Gesù distingue tra loro e la folla. Ai discepoli, cioè a coloro che hanno già cominciato a decidersi per lui e a seguirlo, può spiegare più apertamente i misteri del Regno; agli altri il Regno viene annunciato nella forma della parabola, che interpella e provoca una decisione.

Le parabole, infatti, richiedono uno sforzo di interpretazione. Interpellano l’intelligenza, ma soprattutto chiamano in causa la libertà. La parabola contiene la verità del Regno, ma questa verità si apre a chi apre il cuore.

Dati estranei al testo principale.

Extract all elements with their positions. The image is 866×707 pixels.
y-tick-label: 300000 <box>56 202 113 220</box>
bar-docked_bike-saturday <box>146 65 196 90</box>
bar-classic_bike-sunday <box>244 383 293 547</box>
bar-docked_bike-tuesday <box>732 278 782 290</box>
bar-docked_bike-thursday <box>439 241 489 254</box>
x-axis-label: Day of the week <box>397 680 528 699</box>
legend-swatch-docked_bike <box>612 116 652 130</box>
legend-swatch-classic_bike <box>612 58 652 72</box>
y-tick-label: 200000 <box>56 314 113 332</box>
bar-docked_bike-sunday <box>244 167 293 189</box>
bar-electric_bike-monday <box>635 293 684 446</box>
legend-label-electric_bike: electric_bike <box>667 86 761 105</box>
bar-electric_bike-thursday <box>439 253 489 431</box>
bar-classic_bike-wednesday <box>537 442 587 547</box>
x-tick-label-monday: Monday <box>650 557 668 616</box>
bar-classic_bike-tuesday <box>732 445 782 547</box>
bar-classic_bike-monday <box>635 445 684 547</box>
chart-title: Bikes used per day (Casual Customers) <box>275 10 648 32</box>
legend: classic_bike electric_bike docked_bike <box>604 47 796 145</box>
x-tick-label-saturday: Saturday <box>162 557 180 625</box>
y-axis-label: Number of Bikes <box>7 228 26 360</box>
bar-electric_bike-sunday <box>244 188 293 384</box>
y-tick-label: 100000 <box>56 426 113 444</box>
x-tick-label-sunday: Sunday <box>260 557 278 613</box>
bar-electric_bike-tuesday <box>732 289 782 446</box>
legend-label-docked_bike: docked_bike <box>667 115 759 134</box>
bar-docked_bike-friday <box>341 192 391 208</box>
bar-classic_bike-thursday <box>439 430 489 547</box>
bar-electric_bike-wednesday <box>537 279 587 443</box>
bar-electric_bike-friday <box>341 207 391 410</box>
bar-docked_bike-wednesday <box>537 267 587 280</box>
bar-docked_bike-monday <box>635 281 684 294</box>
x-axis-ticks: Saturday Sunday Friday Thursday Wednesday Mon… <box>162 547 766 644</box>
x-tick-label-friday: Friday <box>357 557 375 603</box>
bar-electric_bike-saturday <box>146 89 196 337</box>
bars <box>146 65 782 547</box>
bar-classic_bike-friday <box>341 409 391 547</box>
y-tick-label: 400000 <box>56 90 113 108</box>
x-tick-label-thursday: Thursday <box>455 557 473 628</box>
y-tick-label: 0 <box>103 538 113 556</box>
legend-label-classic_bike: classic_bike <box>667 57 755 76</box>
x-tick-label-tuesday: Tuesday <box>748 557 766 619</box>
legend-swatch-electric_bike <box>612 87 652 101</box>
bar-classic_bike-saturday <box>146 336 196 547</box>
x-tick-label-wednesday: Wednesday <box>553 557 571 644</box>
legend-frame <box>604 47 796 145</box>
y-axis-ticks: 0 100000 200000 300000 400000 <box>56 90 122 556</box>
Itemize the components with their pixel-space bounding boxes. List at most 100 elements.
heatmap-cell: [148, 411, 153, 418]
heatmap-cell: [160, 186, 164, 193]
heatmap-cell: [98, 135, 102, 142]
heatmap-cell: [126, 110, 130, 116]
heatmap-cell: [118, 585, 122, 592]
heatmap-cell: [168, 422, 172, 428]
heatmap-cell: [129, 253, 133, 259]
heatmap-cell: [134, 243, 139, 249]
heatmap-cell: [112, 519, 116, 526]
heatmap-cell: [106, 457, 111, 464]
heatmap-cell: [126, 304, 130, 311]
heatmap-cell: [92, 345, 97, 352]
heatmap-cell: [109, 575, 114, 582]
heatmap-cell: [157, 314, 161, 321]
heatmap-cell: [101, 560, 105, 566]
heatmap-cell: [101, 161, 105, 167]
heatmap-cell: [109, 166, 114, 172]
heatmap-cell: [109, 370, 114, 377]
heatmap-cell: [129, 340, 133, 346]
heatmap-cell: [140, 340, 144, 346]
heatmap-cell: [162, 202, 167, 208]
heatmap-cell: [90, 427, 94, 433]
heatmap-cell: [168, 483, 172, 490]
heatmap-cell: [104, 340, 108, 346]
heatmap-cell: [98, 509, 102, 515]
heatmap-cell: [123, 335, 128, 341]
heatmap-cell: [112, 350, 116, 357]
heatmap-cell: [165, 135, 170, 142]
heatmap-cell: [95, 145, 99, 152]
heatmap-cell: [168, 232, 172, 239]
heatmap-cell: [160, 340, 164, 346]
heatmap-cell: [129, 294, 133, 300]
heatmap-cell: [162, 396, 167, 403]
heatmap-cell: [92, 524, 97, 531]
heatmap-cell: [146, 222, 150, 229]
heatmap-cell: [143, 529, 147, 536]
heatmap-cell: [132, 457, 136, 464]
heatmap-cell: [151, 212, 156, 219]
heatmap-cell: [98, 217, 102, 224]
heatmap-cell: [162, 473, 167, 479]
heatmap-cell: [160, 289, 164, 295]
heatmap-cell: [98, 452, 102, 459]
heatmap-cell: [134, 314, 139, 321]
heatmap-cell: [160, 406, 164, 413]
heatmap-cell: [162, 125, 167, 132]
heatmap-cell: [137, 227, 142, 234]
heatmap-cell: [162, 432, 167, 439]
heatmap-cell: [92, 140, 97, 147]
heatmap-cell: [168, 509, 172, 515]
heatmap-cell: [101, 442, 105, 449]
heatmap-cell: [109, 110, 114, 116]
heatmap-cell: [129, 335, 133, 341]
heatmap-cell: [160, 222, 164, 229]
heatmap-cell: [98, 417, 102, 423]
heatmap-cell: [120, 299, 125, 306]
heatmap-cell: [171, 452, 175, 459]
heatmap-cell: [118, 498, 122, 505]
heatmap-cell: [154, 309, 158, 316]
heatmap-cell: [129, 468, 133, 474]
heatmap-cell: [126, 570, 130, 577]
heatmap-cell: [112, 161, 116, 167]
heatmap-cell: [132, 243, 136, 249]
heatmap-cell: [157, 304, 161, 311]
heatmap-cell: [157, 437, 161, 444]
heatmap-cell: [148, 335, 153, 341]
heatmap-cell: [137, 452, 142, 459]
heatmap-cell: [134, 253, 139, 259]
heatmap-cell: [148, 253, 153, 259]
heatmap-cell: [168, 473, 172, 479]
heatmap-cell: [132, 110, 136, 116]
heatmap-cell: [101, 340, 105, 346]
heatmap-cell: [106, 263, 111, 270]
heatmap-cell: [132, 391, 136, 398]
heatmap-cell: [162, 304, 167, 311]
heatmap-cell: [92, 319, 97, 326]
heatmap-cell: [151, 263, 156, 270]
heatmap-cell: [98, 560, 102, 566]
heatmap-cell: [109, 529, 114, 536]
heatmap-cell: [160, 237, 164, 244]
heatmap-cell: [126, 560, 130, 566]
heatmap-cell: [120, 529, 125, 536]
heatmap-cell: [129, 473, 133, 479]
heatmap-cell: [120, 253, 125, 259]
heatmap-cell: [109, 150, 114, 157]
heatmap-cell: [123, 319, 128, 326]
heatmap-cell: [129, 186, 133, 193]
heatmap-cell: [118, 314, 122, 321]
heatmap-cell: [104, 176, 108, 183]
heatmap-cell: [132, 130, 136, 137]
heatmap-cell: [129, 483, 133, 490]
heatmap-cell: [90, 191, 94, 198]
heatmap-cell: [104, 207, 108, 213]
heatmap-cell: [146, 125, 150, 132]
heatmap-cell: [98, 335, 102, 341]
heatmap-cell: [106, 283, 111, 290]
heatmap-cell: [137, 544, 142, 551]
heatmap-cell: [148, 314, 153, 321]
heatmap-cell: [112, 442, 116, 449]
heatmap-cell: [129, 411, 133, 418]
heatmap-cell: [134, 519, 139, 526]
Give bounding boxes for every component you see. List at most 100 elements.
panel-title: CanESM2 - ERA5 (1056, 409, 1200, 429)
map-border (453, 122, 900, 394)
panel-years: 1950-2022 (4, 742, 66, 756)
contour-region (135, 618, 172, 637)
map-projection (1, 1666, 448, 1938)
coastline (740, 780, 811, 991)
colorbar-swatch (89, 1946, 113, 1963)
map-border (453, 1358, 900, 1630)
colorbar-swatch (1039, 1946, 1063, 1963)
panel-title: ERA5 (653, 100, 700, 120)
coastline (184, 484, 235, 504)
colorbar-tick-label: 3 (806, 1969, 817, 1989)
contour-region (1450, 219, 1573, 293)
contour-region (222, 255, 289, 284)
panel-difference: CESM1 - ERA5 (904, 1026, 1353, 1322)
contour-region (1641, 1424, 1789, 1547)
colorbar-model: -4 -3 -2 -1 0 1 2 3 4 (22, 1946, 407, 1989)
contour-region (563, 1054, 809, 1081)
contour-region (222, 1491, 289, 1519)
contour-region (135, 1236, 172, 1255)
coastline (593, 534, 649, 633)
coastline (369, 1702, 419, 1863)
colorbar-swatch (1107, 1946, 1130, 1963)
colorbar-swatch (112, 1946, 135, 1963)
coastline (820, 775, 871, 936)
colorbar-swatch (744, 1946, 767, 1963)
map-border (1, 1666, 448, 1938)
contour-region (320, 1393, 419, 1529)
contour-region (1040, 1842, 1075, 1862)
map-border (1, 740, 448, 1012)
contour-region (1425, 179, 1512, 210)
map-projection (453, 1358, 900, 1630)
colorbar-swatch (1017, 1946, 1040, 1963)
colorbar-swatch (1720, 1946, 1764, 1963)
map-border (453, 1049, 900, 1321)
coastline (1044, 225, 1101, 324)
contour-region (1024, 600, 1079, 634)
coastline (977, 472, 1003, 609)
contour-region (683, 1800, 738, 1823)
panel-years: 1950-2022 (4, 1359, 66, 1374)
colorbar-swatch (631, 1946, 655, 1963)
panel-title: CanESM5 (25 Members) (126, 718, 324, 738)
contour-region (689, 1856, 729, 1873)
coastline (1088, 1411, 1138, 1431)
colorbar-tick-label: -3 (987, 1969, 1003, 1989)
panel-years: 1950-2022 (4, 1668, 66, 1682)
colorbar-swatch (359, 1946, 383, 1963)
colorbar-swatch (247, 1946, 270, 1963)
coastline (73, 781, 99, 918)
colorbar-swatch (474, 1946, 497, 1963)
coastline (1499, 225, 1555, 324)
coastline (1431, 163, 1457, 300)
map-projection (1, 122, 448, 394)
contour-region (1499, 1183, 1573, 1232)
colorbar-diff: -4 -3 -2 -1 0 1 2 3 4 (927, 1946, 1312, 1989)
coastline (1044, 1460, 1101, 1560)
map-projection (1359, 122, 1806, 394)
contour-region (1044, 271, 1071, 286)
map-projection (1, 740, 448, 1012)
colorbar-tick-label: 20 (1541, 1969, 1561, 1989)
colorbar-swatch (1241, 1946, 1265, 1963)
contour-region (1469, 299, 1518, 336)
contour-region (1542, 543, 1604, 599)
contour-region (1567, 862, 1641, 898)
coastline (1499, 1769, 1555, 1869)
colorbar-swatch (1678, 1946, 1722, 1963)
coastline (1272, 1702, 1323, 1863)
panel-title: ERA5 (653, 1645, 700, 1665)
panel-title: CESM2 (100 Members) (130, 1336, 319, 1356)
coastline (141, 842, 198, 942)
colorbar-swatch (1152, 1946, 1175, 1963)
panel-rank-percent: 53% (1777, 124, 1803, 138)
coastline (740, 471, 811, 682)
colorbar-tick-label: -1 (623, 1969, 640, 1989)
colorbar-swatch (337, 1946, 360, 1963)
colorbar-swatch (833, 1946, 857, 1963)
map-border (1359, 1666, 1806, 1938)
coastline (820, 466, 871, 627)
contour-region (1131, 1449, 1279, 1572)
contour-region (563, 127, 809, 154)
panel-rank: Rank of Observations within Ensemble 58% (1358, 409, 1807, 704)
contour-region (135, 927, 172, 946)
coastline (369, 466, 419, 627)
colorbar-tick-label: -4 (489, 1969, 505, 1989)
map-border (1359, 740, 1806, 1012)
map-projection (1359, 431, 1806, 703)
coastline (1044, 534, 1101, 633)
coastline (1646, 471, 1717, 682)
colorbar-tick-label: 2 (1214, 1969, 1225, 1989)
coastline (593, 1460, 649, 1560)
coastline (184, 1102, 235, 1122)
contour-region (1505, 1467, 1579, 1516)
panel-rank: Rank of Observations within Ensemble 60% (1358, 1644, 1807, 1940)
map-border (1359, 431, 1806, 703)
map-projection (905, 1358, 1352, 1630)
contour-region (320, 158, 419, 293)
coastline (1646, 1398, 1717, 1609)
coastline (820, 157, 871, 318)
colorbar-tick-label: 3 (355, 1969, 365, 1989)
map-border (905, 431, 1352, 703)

Ecco perché la parola di Gesù resta avvolta nel mistero: non perché Dio voglia nascondersi a chi lo cerca, ma perché la verità del Regno non è un’informazione da imparare. È una presenza da accogliere, una persona da seguire, una vita nella quale entrare.

In fondo, la vera «parabola» di Dio è Gesù stesso. La sua Persona, nel segno della sua vera umanità, rivela la presenza del Figlio eterno di Dio. Dio non ci costringe a credere in lui, ma ci attira a sé attraverso la verità e la bontà del suo Figlio fatto uomo, fino al dono totale di sé sulla croce.

Non c’è amore senza libertà.

Sì, la Parola di Dio è un seme. E non c’è nulla di più piccolo, di più apparentemente impotente, di più incerto nel suo futuro di un seme.

Così l’Onnipotente bussa alla porta del nostro cuore.

«Beati invece i vostri occhi perché vedono e i vostri orecchi perché ascoltano».

Sono gli occhi e gli orecchi di chi dice il suo «sì», di chi esce dalla folla e diventa discepolo, di chi non si limita ad ascoltare Gesù da lontano, ma si mette in cammino dietro a lui.

Dio semina con una generosità smisurata una Parola che possiede realmente la forza di salvare; ma questa potenza non tratta l’uomo come una cosa: domanda un cuore che ascolti.
Il dramma è la possibilità del rifiuto; la certezza è che, nonostante ogni rifiuto, il Regno porterà un raccolto sovrabbondante.
È difficile credere?

Sì, è difficile. Ed è proprio questo il suo bello: perché la fede ha il sapore della libertà e dell’amore.